Всё уже позади, но страх так и не отпускает. Скорее наоборот: он то и дело переживается заново, и с каждым разом всё острее. В который раз, закрыв глаза, я погружаюсь в этот чёрный туннель с алой точкой посредине. Точка растёт, превращаясь вначале в нестерпимо яркий диск, а затем заливая всё поле зрения. В этом бескрайнем море красного шевелятся какие-то бесформенные тени, и их шевеление порождает ужас, спастись от которого пытаюсь, широко раскрыв глаза. Но когда я их открываю, я вижу безразличный ко мне серый пейзаж перед собой и ощущаю тупую боль и тягостную пустоту внутри себя.

– Мама, здравствуй. Мама, ты мне не рада?

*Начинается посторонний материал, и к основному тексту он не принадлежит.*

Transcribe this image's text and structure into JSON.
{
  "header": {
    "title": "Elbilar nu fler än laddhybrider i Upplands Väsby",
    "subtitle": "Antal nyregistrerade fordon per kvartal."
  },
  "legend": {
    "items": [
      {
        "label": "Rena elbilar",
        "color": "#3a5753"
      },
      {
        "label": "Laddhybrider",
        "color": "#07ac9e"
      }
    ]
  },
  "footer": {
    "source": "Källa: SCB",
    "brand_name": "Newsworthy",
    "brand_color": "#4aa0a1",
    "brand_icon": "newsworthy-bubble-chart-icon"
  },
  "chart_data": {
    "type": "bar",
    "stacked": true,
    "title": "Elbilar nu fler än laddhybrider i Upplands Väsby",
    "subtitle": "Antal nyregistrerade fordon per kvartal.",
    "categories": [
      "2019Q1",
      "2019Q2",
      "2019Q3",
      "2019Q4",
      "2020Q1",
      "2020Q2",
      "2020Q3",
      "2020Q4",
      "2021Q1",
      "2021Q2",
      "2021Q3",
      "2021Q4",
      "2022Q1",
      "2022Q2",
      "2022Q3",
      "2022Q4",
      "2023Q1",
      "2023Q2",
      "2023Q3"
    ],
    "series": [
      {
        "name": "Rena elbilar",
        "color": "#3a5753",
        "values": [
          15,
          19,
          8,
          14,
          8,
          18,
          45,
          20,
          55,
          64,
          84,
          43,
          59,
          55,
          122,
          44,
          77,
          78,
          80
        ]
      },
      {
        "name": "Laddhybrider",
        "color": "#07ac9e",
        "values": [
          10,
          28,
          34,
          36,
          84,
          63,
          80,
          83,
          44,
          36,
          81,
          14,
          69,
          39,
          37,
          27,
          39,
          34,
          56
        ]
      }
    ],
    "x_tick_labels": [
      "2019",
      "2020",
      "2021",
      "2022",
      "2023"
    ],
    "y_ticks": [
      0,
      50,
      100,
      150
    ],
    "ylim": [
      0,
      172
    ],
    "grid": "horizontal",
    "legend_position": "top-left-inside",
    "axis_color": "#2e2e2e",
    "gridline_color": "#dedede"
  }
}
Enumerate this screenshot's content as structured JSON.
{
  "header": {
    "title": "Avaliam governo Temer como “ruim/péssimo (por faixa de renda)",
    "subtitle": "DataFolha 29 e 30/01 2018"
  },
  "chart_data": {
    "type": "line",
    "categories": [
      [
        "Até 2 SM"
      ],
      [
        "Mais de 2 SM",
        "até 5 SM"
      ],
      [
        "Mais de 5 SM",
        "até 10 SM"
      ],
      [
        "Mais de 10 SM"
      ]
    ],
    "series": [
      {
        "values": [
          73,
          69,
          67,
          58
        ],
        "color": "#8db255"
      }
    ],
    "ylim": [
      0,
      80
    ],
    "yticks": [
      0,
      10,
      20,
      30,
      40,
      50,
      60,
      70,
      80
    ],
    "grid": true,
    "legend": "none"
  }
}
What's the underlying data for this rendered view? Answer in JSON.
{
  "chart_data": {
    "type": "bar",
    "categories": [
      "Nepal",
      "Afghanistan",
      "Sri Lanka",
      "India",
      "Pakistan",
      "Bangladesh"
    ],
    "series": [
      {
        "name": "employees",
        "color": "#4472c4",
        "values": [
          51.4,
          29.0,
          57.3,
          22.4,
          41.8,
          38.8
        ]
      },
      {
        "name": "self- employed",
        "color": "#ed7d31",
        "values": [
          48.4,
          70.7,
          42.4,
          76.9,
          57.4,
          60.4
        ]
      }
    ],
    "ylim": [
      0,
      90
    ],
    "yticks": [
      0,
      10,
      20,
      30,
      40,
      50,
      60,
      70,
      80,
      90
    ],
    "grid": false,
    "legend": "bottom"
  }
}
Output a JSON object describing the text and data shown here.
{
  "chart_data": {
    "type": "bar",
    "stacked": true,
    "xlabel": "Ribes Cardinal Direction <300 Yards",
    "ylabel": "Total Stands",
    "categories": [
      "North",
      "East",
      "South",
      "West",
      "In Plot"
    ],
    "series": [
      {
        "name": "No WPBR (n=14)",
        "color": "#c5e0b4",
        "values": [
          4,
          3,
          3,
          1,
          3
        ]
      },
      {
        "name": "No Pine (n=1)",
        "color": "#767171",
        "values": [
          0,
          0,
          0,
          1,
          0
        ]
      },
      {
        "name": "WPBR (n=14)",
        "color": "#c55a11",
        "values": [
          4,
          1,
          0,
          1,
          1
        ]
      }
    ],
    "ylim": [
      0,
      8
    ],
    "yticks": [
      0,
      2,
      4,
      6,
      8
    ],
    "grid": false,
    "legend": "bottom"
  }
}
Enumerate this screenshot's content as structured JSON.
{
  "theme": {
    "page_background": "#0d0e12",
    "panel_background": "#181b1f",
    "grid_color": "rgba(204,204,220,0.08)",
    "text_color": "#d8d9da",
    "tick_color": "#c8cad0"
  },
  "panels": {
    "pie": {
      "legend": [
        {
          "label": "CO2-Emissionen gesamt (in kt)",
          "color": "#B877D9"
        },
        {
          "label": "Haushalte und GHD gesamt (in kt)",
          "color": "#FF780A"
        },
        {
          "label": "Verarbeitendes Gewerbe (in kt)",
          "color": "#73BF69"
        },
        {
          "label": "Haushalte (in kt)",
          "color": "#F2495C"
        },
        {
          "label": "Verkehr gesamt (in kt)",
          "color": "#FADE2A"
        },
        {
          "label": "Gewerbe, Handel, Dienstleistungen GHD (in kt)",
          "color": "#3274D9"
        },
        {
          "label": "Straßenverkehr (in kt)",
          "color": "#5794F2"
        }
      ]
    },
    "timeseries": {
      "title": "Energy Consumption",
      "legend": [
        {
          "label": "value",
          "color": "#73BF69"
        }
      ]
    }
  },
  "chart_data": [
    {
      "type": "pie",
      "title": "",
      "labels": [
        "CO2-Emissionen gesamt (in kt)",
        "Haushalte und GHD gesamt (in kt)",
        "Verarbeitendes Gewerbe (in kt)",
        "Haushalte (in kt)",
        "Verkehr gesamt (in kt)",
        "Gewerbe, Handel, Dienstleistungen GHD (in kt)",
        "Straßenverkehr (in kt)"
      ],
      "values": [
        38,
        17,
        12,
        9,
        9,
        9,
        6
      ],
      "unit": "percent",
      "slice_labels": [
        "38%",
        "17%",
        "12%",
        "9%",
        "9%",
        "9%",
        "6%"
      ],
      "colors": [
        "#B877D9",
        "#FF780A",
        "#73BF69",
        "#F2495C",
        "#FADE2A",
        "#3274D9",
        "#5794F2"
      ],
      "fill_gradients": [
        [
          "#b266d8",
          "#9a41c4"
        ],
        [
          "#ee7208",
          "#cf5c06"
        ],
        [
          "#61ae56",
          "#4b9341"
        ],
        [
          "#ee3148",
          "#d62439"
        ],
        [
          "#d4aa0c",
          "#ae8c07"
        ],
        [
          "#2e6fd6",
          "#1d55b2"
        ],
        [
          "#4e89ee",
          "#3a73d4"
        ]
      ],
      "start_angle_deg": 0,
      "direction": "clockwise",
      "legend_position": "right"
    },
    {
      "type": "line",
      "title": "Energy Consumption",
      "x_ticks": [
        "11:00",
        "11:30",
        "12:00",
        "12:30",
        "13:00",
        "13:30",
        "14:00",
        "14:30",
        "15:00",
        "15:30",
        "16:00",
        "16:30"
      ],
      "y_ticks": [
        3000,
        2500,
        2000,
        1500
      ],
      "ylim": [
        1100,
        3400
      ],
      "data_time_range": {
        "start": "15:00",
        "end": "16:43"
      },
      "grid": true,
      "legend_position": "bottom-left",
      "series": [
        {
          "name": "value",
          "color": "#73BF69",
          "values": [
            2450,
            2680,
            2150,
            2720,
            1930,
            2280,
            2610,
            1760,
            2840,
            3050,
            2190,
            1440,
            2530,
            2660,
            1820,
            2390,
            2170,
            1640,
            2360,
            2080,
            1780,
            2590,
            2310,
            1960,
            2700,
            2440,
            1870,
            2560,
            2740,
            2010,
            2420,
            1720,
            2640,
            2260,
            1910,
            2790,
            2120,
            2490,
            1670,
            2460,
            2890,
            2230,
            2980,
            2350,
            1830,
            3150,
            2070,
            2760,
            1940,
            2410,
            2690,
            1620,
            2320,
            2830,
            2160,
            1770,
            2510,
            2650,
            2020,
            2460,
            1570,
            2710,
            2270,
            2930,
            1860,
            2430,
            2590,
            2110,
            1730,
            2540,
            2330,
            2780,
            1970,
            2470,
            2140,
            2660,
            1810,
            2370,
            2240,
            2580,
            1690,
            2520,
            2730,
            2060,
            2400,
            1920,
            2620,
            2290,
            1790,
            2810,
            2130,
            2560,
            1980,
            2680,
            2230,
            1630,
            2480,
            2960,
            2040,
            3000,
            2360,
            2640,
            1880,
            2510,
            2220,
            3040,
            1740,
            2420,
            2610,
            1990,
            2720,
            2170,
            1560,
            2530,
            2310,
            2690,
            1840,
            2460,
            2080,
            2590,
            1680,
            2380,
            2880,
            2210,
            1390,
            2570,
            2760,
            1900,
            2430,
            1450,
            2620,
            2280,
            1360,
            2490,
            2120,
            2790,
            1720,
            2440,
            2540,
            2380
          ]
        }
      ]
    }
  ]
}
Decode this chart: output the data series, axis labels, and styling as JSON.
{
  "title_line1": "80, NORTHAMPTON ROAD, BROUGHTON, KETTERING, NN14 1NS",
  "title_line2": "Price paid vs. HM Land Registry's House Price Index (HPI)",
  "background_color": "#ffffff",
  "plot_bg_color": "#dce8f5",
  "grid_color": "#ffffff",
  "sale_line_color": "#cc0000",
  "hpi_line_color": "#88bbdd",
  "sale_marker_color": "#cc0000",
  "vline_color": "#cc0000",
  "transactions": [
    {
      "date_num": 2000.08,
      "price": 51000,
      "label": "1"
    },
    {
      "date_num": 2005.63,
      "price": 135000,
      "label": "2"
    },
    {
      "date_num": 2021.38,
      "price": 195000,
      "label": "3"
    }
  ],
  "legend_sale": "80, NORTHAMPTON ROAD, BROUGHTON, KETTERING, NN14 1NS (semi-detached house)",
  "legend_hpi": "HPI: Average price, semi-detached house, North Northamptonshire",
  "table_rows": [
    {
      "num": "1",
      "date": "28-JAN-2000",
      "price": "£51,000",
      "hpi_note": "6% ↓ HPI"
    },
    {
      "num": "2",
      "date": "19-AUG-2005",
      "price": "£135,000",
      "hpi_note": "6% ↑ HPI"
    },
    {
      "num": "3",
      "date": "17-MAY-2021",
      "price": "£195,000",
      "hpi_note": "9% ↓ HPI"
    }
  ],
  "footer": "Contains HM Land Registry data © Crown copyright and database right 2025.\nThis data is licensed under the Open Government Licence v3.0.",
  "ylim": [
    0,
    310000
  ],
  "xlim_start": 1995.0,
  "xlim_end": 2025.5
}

– Рада, – вздыхает она. – Есть будешь?

– Я бы полежала.

Я не уверена, что сказала это вслух.

Мама отстранила меня и разложила диван собственноручно.

– Нечего. Ты ещё не окрепла.

Она укрыла меня своим пуховым платком.

– Что это значит? – сделала я слабенькую попытку удержать последнюю позицию.

– А что это ещё может значить! – она едва заметно улыбнулась. – «В Сочи на три ночи».

Я бы поразилась, если бы не была так слаба.

– Ну, мама, ты даёшь… Откуда?

– Какое там «даёшь»! – машет она рукой. – От тебя же за версту разит этой больницей.

– А где у тебя Миша?

– А Миша у нас записался в кружок программирования и теперь торчит там всё свободное время. Иногда доходит до того, что я чуть ли не силком заставляю его побегать во дворе или поиграть с ребятами в ихний футбол-хоккей.

Интересно, перестанет ли он когда-нибудь меня удивлять?

Бабах-х-х!!!

Ну, что ж. В конце концов, закрыванию дверей там обучать не обязаны.

– Нет, они хотят меня убить. На будущий год вчетверо урезали госзаказ!

Я никогда ещё не видела шефа в таком состоянии.

– Привыкай, Василий Самвелович. Скоро его совсем не будет.

Начфин Турянский вытер вспотевшую шею.

– Это что же, закрывать лабораторию?! – гремит Василий. – Я сейчас же иду к Ульянову.

– Вряд ли это тебе поможет, – устало проговорил Турянский. – Твоей лаборатории и так выделили больше, чем всем другим. Учли большой объём полевых испытаний.

– Это, по-твоему, называется «учли»? Это «учли»?!

Он бросил бумаги с такой силой, что они проехали по столешнице и свалились Турянскому на колени.

– Не горячись, Василий, – сказал тучный Турянский, собирая бумаги. – Так ты сгоришь на работе.

– Я уже сгорел, – не снижая накала, пробасил Кащероносцев и встал из кресла. – Идём. Всё-таки к Ульянову.

– К Ульянову, так к Ульянову, – пожал плечами Турянский.

Мы сидим в предбаннике с Сильвией, пьём её ядовитый кофе и молча думаем о том, что же будет со всеми нами.

– Вчера полдня мотались по Москве, искали ползунки для племянниц, – неожиданно проговорила она. – Так не нашли. Представляешь?

У меня нет племянниц, но эта новость меня поражает.

– Куда всё подевалось? – продолжает она. – Что, все заводы уже стоят? Ни один ещё не остановился.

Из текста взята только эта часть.